Despite a below-average whiff rate, the slider has also been a decent pitch for Sampson, with batters hitting just .172 with a .276 slugging percentage against it.
So what’s the bad news with Sampson?
The most obvious issue — and the reason he was waived by the Padres last year — is control. It’s been a problem for him throughout his career and that has been the case again in 2016, as his walk rate has been a robust 13.6 percent. Among the 406 pitchers with 30 or more innings, that ranks as 11th-worst (tied with fellow Reds reliever Tony Cingrani).
That being said, there have been some signs of encouragement in this department for Sampson. In his 62 1/3 innings in Louisville, he kept that number at 8.7 percent. The only other time he walked so few hitters in an extended number of innings was during his second stint in Double-A in 2013, when his walk rate was just 8.0 percent in 103 1/3 innings.
Something else to note is that Sampson’s walk rate has steadily gone down during his sporadic time in the majors this year. He issued 11 free passes through his first 9 2/3 innings, but has only walked 12 batters over the next 27 1/3 innings. While that still equates to almost four batters per nine innings, it’s much better than the way he started out.
However, his high FIP isn’t only related to walks. Sampson has given up nearly two home runs per nine innings this season, sporting an inflated home-run-to-fly-ball ratio of 14.9 percent. Considering he’s a fly-ball pitcher — his career grounder rate is only 38.8 percent — Sampson is going to give up his fair share of long balls. What’s really important to look at is how hard balls are getting hit against him. Is he just getting unlucky or is he legitimately getting rocked?
Against Sampson’s off-speed and breaking pitches, he isn’t getting hit hard at all. The fastball has been another story. Five of the seven home runs he’s allowed have come on the four-seamer. It makes sense that batters would have more home runs on the heater since he throws it nearly 60 percent of the time, but that doesn’t account for such a high rate. A deeper dive into the numbers shows that batters have hit the ball at an average exit velocity of 91.3 mph on the pitch (it dropped a full 1 mph after his start on Monday), just a tad above the league average of 90.5 mph. Since harder-hit balls tend to go for hits more often, it makes sense that he’s given up a .317 batting average on the pitch.

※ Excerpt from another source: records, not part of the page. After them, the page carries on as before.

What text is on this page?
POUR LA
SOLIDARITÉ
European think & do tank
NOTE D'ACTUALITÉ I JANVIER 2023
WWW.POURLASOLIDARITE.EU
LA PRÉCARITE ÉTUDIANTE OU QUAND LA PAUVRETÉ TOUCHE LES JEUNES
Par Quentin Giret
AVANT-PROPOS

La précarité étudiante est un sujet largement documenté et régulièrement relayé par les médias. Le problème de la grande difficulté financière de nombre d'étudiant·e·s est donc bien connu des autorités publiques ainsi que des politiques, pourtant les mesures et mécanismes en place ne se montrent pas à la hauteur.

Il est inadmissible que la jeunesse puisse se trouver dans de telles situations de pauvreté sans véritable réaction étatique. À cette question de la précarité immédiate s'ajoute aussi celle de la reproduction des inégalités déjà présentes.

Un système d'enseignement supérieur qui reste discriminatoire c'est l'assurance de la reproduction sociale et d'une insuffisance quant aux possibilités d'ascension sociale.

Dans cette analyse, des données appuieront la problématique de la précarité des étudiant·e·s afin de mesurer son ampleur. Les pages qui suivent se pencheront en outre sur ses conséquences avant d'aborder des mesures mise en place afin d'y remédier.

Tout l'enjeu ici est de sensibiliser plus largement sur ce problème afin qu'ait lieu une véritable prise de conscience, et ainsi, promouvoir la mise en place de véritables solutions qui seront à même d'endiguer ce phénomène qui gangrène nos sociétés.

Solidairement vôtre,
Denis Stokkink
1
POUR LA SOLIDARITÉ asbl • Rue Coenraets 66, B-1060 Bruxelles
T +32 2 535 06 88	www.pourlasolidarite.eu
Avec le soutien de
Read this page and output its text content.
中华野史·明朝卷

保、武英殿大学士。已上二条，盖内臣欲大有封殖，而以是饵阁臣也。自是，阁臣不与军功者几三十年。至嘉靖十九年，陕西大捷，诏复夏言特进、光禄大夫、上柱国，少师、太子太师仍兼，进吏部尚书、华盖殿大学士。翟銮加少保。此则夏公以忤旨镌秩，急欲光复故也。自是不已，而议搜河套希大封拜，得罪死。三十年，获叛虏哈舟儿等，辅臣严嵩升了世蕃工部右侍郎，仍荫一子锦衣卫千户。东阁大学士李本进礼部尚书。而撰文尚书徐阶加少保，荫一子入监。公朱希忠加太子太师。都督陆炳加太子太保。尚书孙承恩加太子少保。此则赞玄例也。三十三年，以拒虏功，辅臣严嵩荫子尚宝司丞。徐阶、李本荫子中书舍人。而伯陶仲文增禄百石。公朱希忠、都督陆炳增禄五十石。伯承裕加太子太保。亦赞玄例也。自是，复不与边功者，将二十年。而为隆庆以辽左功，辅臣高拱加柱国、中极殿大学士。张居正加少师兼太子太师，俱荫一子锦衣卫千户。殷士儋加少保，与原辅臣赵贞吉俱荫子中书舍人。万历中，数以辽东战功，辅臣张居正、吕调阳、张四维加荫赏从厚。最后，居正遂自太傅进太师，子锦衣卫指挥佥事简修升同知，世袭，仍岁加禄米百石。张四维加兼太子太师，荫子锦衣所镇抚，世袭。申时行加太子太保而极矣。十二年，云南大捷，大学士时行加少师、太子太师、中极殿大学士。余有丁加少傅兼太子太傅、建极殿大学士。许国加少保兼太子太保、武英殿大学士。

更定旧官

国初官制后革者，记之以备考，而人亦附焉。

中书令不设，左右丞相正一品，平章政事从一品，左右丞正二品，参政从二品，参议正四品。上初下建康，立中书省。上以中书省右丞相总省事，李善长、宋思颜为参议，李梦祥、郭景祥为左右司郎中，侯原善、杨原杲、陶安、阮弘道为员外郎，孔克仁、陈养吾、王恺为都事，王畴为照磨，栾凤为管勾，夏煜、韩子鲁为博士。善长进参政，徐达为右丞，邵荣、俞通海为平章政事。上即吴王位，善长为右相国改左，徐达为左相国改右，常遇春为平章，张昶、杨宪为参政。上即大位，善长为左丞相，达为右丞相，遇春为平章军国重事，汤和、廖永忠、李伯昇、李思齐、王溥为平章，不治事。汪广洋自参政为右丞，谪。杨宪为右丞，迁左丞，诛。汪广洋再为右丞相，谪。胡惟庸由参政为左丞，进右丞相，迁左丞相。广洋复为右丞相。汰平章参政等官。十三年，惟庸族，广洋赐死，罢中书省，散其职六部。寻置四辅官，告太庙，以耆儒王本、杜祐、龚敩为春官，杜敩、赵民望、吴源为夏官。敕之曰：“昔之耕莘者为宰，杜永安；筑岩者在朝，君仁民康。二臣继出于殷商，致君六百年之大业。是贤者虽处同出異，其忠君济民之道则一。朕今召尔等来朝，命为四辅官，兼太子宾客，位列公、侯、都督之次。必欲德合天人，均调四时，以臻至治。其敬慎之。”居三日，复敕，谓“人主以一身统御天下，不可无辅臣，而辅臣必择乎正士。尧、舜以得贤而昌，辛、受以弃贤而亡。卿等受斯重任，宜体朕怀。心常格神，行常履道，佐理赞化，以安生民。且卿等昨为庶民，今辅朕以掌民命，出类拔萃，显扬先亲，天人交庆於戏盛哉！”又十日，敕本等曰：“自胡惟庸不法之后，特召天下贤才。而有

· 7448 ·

There is some room for optimism in this area, as well. Given Sampson’s erratic control at the beginning of the season, it’s not surprising that he also allowed a lot of home runs. He gave up a home run in each of his first three appearances and a total of five home runs over his first six outings scattered over the course of the season’s first three months. Since then, he has allowed only two round-trippers in 24 2/3 innings — less than one per nine innings.
Whether it had to do with him working his way back from offseason surgery or just being flat-out ineffective, Sampson’s start to the 2016 put him out of the minds of many Reds fans. But he’s been steadily improving as the season has gone on. Since July 16, he has posted a 1.46 ERA, 3.31 FIP, and 4.03 xFIP, while averaging 10.58 strikeouts and 4.01 walks per nine innings. With numbers like that, he can certainly carve out a role on next year’s team as the long reliever. The question will be whether he can continue improving and maintain this consistency.